Request By:
Ms. Martha Warren
Box 9
Springfield, Kentucky 40069
Opinion
Opinion By: Steven L. Beshear, Attorney General; Walter C. Herdman, Asst. Deputy Attorney General
This is in response to your letter of March 14, concerning a vacancy that has been created in Washington County in the office of magistrate in which you raise a number of questions concerning the manner in which this vacancy is to be filled, particularly where redistricting is involved.

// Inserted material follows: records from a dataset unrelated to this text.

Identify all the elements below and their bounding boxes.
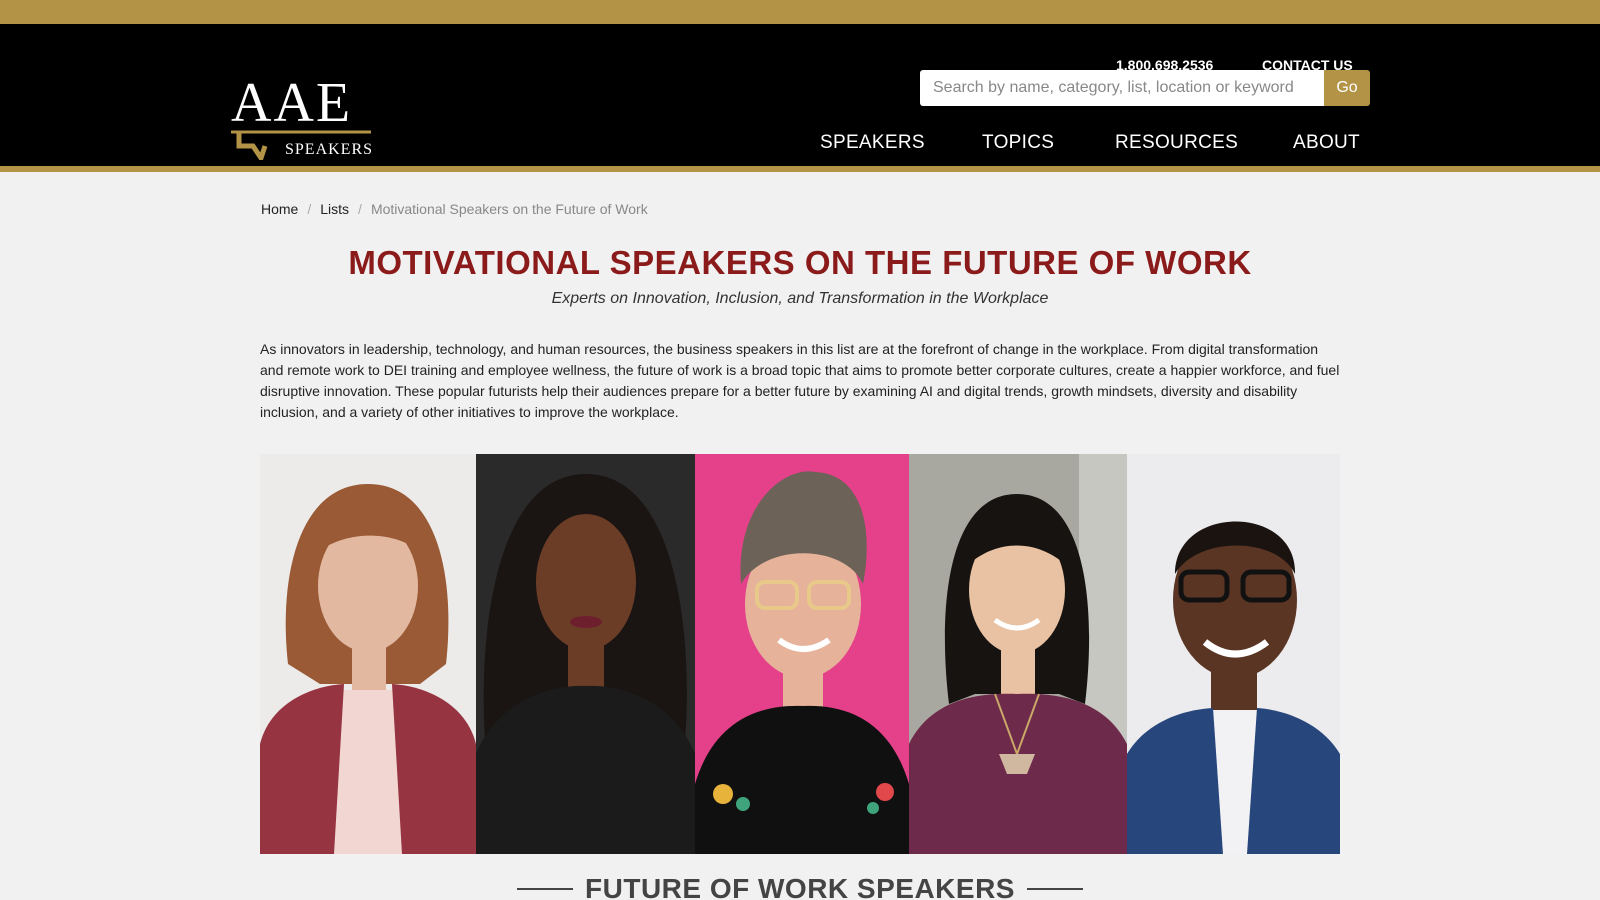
page-subtitle: Experts on Innovation, Inclusion, and Tr…	[551, 290, 1049, 307]
speaker-photo-5	[1127, 454, 1340, 854]
logo-subtitle: SPEAKERS	[285, 141, 374, 158]
nav-resources[interactable]: RESOURCES	[1115, 132, 1238, 154]
nav-about[interactable]: ABOUT	[1293, 132, 1360, 154]
speaker-photo-3	[695, 454, 909, 854]
header-accent-border	[0, 166, 1600, 172]
speaker-photo-2	[476, 454, 695, 854]
section-title: FUTURE OF WORK SPEAKERS	[585, 873, 1015, 900]
page-title: MOTIVATIONAL SPEAKERS ON THE FUTURE OF W…	[348, 244, 1252, 281]
search-form: Go	[920, 70, 1370, 106]
nav-speakers[interactable]: SPEAKERS	[820, 132, 925, 154]
heading-rule-left	[517, 888, 574, 890]
breadcrumb-lists[interactable]: Lists	[320, 201, 349, 217]
breadcrumb: Home / Lists / Motivational Speakers on …	[261, 201, 648, 217]
breadcrumb-home[interactable]: Home	[261, 201, 298, 217]
top-accent-strip	[0, 0, 1600, 24]
breadcrumb-separator: /	[358, 201, 362, 217]
logo[interactable]: AAE SPEAKERS	[231, 72, 374, 162]
breadcrumb-current: Motivational Speakers on the Future of W…	[370, 201, 648, 217]
breadcrumb-separator: /	[307, 201, 312, 217]
section-heading: FUTURE OF WORK SPEAKERS	[0, 872, 1600, 900]
speaker-photo-4	[909, 454, 1127, 854]
search-go-button[interactable]: Go	[1324, 70, 1370, 106]
search-input[interactable]	[920, 70, 1324, 106]
nav-topics[interactable]: TOPICS	[982, 132, 1054, 154]
intro-paragraph: As innovators in leadership, technology,…	[260, 341, 1340, 420]
speakers-banner-image	[260, 454, 1340, 854]
speaker-photo-1	[260, 454, 476, 854]
logo-wordmark: AAE	[231, 72, 353, 134]
heading-rule-right	[1026, 888, 1083, 890]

Assuming that the vacancy occurred more than 70 days before the primary, anyone seeking party nomination must file a notification and declaration paper with the county clerk not later than March 30. If more than one seeks party nomination from the same party, a primary must be held to determine the party nominee for the November election. If only one candidate files, there can be no primary and he is automatically nominated. See KRS 118.115 and 118.185. Of course, any person can file as an independent under KRS 118.315 not later than September 15, which is the 55 day deadline before the general election as provided in KRS 118.365(3), as amended in 1982.

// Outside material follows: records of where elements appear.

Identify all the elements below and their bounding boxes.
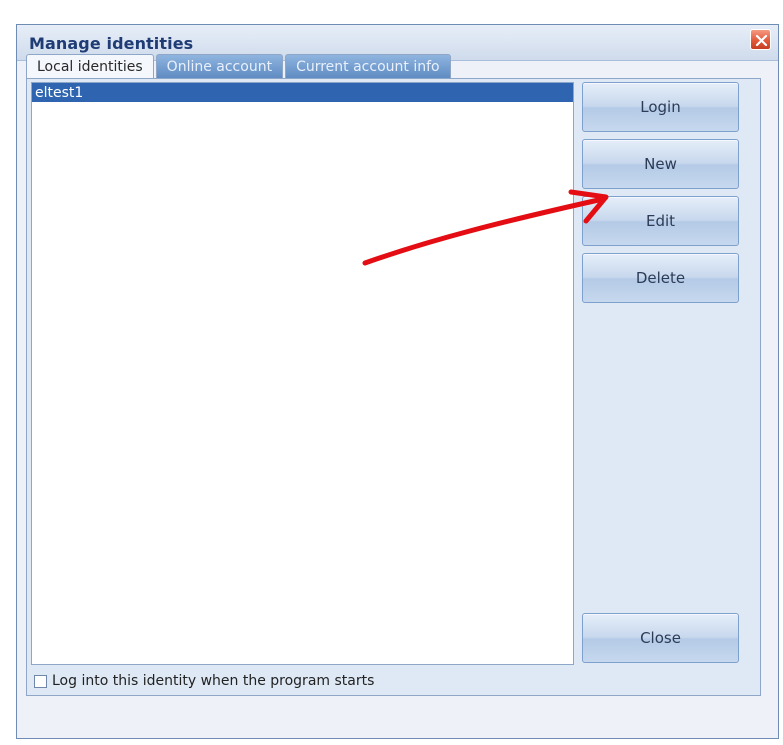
edit-button[interactable]: Edit	[582, 196, 739, 246]
tab-online-account[interactable]: Online account	[155, 54, 284, 78]
login-button[interactable]: Login	[582, 82, 739, 132]
window-close-button[interactable]	[750, 29, 771, 50]
tab-strip: Local identities Online account Current …	[26, 54, 451, 78]
tab-local-identities[interactable]: Local identities	[26, 54, 154, 78]
startup-checkbox-label: Log into this identity when the program …	[52, 673, 375, 689]
tab-current-account-info[interactable]: Current account info	[285, 54, 451, 78]
window-title: Manage identities	[29, 34, 194, 53]
startup-checkbox[interactable]	[34, 674, 47, 688]
new-button[interactable]: New	[582, 139, 739, 189]
delete-button[interactable]: Delete	[582, 253, 739, 303]
close-button[interactable]: Close	[582, 613, 739, 663]
identities-list[interactable]: eltest1	[31, 82, 574, 665]
startup-option: Log into this identity when the program …	[34, 672, 374, 690]
list-item[interactable]: eltest1	[32, 83, 573, 102]
close-icon	[755, 34, 768, 47]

KRS 67.045, the redistricting act, enacted in 1982, requires each county to redistrict its magisterial districts which becomes effective immediately upon the passage of an appropriate ordinance on the part of the fiscal court. However, such redistricting does not affect those magistrates who were elected and are presently serving irrespective of the fact that they may be placed in a district other than the one from which they were elected. On the other hand, any vacancy that occurs in one of the old districts, irrespective of boundary changes which may in turn require changes of precinct lines, must be filled at the coming November election for the unexpired term. Magistrates are not elected from precinct but are elected from the district and candidates to fill the vacancy in the old district must live within that district and within the boundary of the new boundary lines drawn for the district created by the reapportionment. We are enclosing copies of OAG 83-40 and 82-617 covering this subject.
If, however, candidates desiring to run for the vacancy no longer live in the old district as drawn by reapportionment which changes the boundary lines of the district, they are not qualified to run. On the other hand, if a candidate is placed in the old district by virtue of a change in the district's boundary line, he is automatically qualified under the terms of KRS 61.015. As we said above, precinct lines have no legal significance in reapportionment or in the election of officers from a particular district except that the County Board of Elections must realign any precinct line that bisects a newly drawn magisterial district line.